Danilo Dolci, insieme a Aldo Capitini e Franco Corbelli, condivise, a ragione, il soprannome di ‘Ghandi italiano’. Per l’impegno sul versante della pace e della non violenza, per la sua instancabile attività di educatore e di sociologo. Ma, da uomo che sapeva il valore e il potere evocativo della parola, fu anche originale poeta. A giudizio di Andrea Zanzotto i versi di Dolci costituivano una delle rare conferme che può esistere poesia “che abbia una connaturalità, una concrescenza con l’azione, pur conservando intatto il senso di una propria necessaria autonomia”. Ovvero una poesia “che, pur incidendo sulla realtà … si conservi tanto umile da non premiare né se stessa né la realtà in quanto presunte separate, e quindi non abbia paura del proprio nome”. Questo riuscì a fare Danilo Dolci, comportandosi da pedagogo anche quando fu poeta.

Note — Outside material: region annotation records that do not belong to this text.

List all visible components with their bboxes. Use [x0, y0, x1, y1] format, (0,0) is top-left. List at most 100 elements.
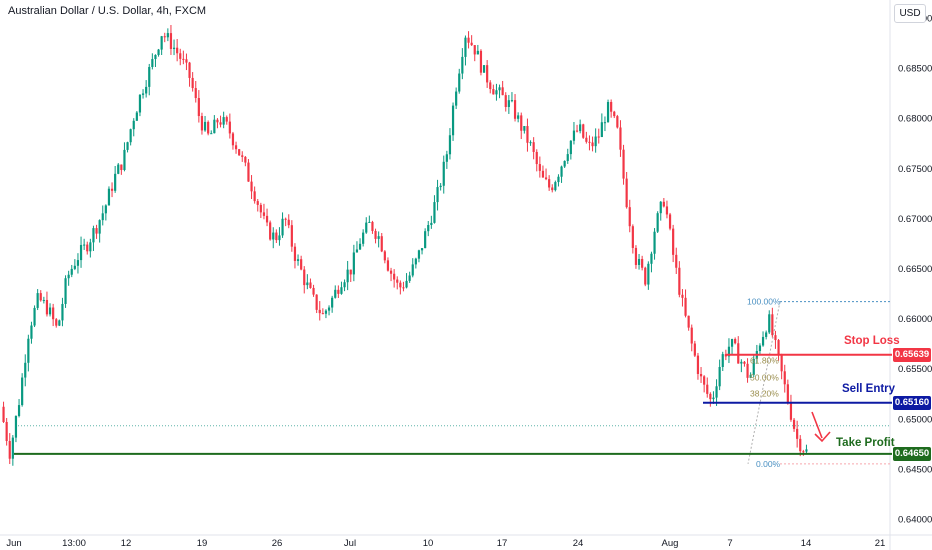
candle-body [411, 264, 414, 276]
y-tick-label: 0.68500 [898, 64, 932, 75]
candle-body [259, 204, 262, 213]
candle-body [129, 129, 132, 143]
candle-body [231, 133, 235, 146]
candle-body [513, 100, 517, 119]
x-tick-label: 12 [121, 538, 132, 549]
candle-body [148, 66, 151, 87]
candle-body [448, 135, 452, 155]
candle-body [479, 50, 483, 73]
candle-body [386, 260, 390, 271]
candle-body [734, 339, 737, 344]
candle-body [455, 91, 458, 106]
candle-body [551, 187, 554, 191]
candle-body [687, 315, 690, 328]
candle-body [262, 212, 266, 216]
candle-body [315, 294, 318, 310]
x-tick-label: 21 [875, 538, 886, 549]
candle-body [399, 282, 402, 288]
candle-body [157, 49, 160, 55]
candle-body [560, 166, 563, 177]
candle-body [166, 33, 169, 38]
x-tick-label: Jul [344, 538, 356, 549]
candle-body [104, 205, 107, 214]
candle-body [535, 151, 538, 165]
candle-body [737, 343, 740, 364]
candle-body [83, 244, 86, 246]
candle-body [681, 294, 684, 298]
candle-body [461, 56, 464, 74]
candle-body [213, 119, 216, 134]
candle-body [358, 243, 362, 250]
candle-body [672, 228, 675, 255]
candle-body [802, 451, 805, 453]
fib-level-label: 61.80% [750, 356, 779, 366]
candle-body [579, 124, 582, 132]
candle-body [504, 95, 507, 108]
candle-body [582, 124, 585, 138]
candle-body [799, 438, 802, 452]
candle-body [436, 187, 439, 203]
candle-body [154, 54, 157, 60]
candle-body [70, 268, 73, 275]
candle-body [619, 127, 622, 150]
candle-body [718, 366, 721, 387]
candle-body [309, 282, 312, 288]
candle-body [721, 354, 724, 367]
candle-body [644, 267, 647, 285]
candle-body [752, 358, 755, 375]
candle-body [380, 236, 383, 252]
candle-body [563, 160, 566, 167]
candle-body [42, 299, 45, 301]
candle-body [758, 345, 762, 352]
candle-body [789, 402, 793, 420]
x-tick-label: 10 [423, 538, 434, 549]
stop-loss-price-tag: 0.65639 [893, 347, 931, 362]
candle-body [786, 384, 789, 403]
candle-body [665, 206, 669, 215]
candle-body [706, 384, 709, 394]
candle-body [761, 336, 765, 346]
candle-body [486, 65, 489, 83]
candle-body [653, 231, 656, 254]
candle-body [5, 421, 8, 441]
candle-body [420, 248, 424, 251]
candle-body [321, 313, 324, 315]
candle-body [58, 320, 61, 326]
candle-body [182, 58, 185, 60]
candle-body [30, 325, 33, 339]
candle-body [430, 222, 433, 226]
sell-entry-price-tag: 0.65160 [893, 395, 931, 410]
candle-body [777, 340, 780, 355]
candle-body [740, 361, 743, 364]
candle-body [768, 314, 771, 333]
candle-body [572, 130, 576, 141]
candle-body [188, 62, 191, 78]
candle-body [566, 154, 569, 161]
candle-body [622, 149, 625, 179]
candle-body [724, 354, 727, 357]
candle-body [765, 332, 768, 337]
y-tick-label: 0.67500 [898, 164, 932, 175]
currency-selector[interactable]: USD [894, 4, 926, 23]
candle-body [442, 161, 445, 186]
y-tick-label: 0.64500 [898, 464, 932, 475]
candle-body [101, 213, 104, 221]
candle-body [2, 406, 5, 422]
candle-body [603, 122, 607, 124]
candle-body [39, 293, 42, 301]
candle-body [709, 393, 712, 400]
candle-body [11, 437, 14, 459]
candle-body [256, 201, 259, 205]
x-tick-label: 19 [197, 538, 208, 549]
candle-body [427, 225, 430, 232]
candle-body [272, 232, 275, 240]
candle-body [529, 142, 532, 144]
candle-body [712, 397, 715, 400]
candle-body [414, 258, 417, 265]
candle-body [306, 282, 309, 286]
candle-body [114, 173, 117, 191]
candle-body [284, 218, 287, 220]
candle-body [98, 220, 101, 234]
candle-body [331, 297, 334, 308]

Poeta di realtà e di utopia.
 
 
(due voci nell’autunno)

Anche agli spini nella polvere 
sotto l’intenerirsi della scorza 
ansia preme di aprirsi 
a respirare umida luce 
quando ritorna il sole a intiepidire — 
su questa rossa terra pur l’ortica 
si imbianca di petali. 

Tronchi di gelso tendono moncherini 
rimozzi, 
           piaghe incancreniscono, 
la carie affonda e svuota: i nomi 
i cuori incisi nelle cortecce scagliose 
si sfanno in un turbine di polvere. 
Pure alla terra l’involucro tatuato 
dalla vita nostra, si disfa. 

Oltre le irte acacie 
frullano alti gridi controvento 
di invisibili allodole.
 

Tra i filari le zolle cicatrizzano 
inverdendo di ciuffi mattutini. 

Quando anche il gelso indolcisce 
e vasta la messe squassa, nel secco 
fruscio già striscia il levigato sibilo 
di una selce bagnata sul ferro. 

Anche le stelle 
biancazzurre di notte da lontano 
si animano di fuoco 
                          ma la mia pena 
è oltre ogni nebbia di galassie. 
Il nome che mi chiama non è il mio 
nessun nome è mio. 
Questo corpo che presto sazio e logoro temendo 
si aggruma stordito, 
non è il mio. 
Non sono nato ancora. 
Sto nascendo da sempre 
                               mentre muoio.